At a young age he already has a widespread reputation, and not an entirely good one. When Scarpetta first met him two years ago in the Hague at the ENFSI’s annual meeting, he was derisively dubbed the Designer Doctor and described as extraordinarily conceited and argumentative. He is handsome — magnificent, really — with a taste for beautiful women and dazzling clothes, and today he is wearing a uniform of midnight blue with broad red stripes and bright silver embellishments, and polished black leather boots. When he swept into the theater this morning, he was wearing a red-lined cape.

He sits directly in front of Scarpetta, front row center, and rarely takes his eyes off her. On his right is Benton Wesley, who is silent most of the time. Everyone is masked by stereoscopic glasses that are synchronized with the Crime Scene Analysis System, a brilliant innovation that has made the Polizia Scientifica Italiana’s Unità per l’Analisi del Crimine Violento the envy of law enforcement agencies worldwide.

“I suppose we need to go through this again so you completely understand my position,” Scarpetta says to Captain Poma, who now rests his chin on his hand as if he is having an intimate conversation with her over a glass of wine. “Had she been killed at two or three o’clock that afternoon, then when her body was found at approximately eight-thirty the following morning, she would have been dead at least seventeen hours. Her livor mortis, rigor mortis, and algor mortis are inconsistent with that.”

She uses a laser pointer to direct attention to the three-dimensional muddy construction site projected on the wall-size screen. It’s as if they are standing in the middle of the scene, staring at Drew Martin’s mauled, dead body and the litter and earthmoving equipment around it. The red dot of the laser moves along the left shoulder, the left buttock, the left leg and its bare foot. The right buttock is gone, as is a portion of her right thigh, as if she had been attacked by a shark.

“Her lividity…” Scarpetta starts to say.

“Once again I apologize. My English isn’t so good as yours. I’m not sure of this word,” Captain Poma says.

“I’ve used it before.”

“I wasn’t sure of it then.”

Laughter. Other than the translator, Scarpetta is the only woman present. She and the translator don’t find the captain amusing, but the men do. Except Benton, who hasn’t smiled once this day.

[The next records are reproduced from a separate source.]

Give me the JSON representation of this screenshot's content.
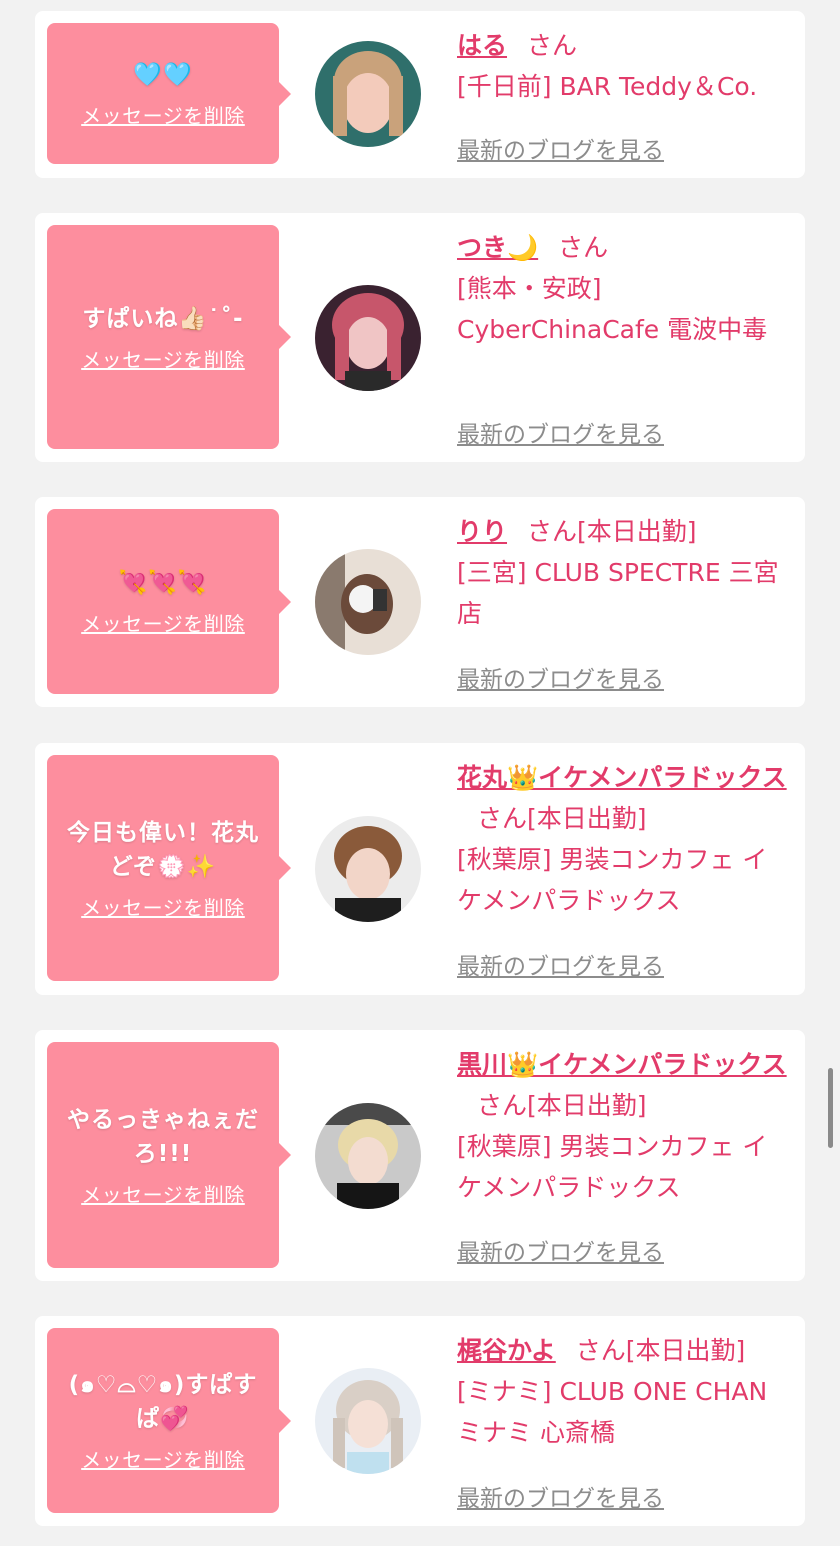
{
  "cards": [
    {
      "message": "🩵🩵",
      "delete_label": "メッセージを削除",
      "name": "はる",
      "honorific": "さん",
      "status": "",
      "shop": "[千日前] BAR Teddy＆Co.",
      "blog_label": "最新のブログを見る"
    },
    {
      "message": "すぱいね👍🏻˙˚-",
      "delete_label": "メッセージを削除",
      "name": "つき🌙",
      "honorific": "さん",
      "status": "",
      "shop": "[熊本・安政] CyberChinaCafe 電波中毒",
      "blog_label": "最新のブログを見る"
    },
    {
      "message": "💘💘💘",
      "delete_label": "メッセージを削除",
      "name": "りり",
      "honorific": "さん",
      "status": "[本日出勤]",
      "shop": "[三宮] CLUB SPECTRE 三宮店",
      "blog_label": "最新のブログを見る"
    },
    {
      "message": "今日も偉い！花丸どぞ💮✨",
      "delete_label": "メッセージを削除",
      "name": "花丸👑イケメンパラドックス",
      "honorific": "さん",
      "status": "[本日出勤]",
      "shop": "[秋葉原] 男装コンカフェ イケメンパラドックス",
      "blog_label": "最新のブログを見る"
    },
    {
      "message": "やるっきゃねぇだろ!!!",
      "delete_label": "メッセージを削除",
      "name": "黒川👑イケメンパラドックス",
      "honorific": "さん",
      "status": "[本日出勤]",
      "shop": "[秋葉原] 男装コンカフェ イケメンパラドックス",
      "blog_label": "最新のブログを見る"
    },
    {
      "message": "(๑♡⌓♡๑)すぱすぱ💞",
      "delete_label": "メッセージを削除",
      "name": "梶谷かよ",
      "honorific": "さん",
      "status": "[本日出勤]",
      "shop": "[ミナミ] CLUB ONE CHAN ミナミ 心斎橋",
      "blog_label": "最新のブログを見る"
    }
  ],
  "colors": {
    "accent": "#e23b6a",
    "bubble": "#fd8e9e",
    "link_gray": "#8c8c8c",
    "background": "#f2f2f2"
  }
}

“Do you know the Italian for this word?” Captain Poma asks Scarpetta.

“How about the language of ancient Rome?” Scarpetta says. “Latin. Since most medical terminology is rooted in Latin.” She doesn’t say it rudely, but is no-nonsense because she’s well aware that his English becomes awkward only when it suits him.

His 3-D glasses stare at her, reminding her of Zorro. “Italian, please,” he says to her. “I never was so good in Latin.”

“I’ll give you both. In Italian, ‘livid’ is livido, which means bruised. ‘Mortis’ is morte, or death. Livor mortis suggests an appearance of bruising that occurs after death.”

“It’s helpful when you speak Italian,” he says. “And you do it so well.”

She doesn’t intend to do it here, although she speaks enough Italian to get by. She prefers English during these professional discussions because nuances are tricky, and the translator intercepts every word anyway. This difficulty with language, along with political pressure, stress, and Captain Poma’s relentless and enigmatic antics, add to what already is rather much a disaster that has nothing to do with any of these things. But rather, the killer in this case defies precedents and the usual profiles. He confounds them. Even the science has become a maddening source of debate — it seems to defy them, lie to them, forcing Scarpetta to remind herself and everyone else that science never tells untruths. It doesn’t make mistakes. It doesn’t deliberately lead them astray or taunt them.

This is lost on Captain Poma. Or perhaps he pretends. Perhaps he isn’t serious when he refers to Drew’s dead body as uncooperative and argumentative, as if he has a relationship with it and they are squabbling. He asserts that her postmortem changes may say one thing, and her blood alcohol and stomach contents say another, but contrary to what Scarpetta believes, food and drink should always be trusted. He is serious, at least about that.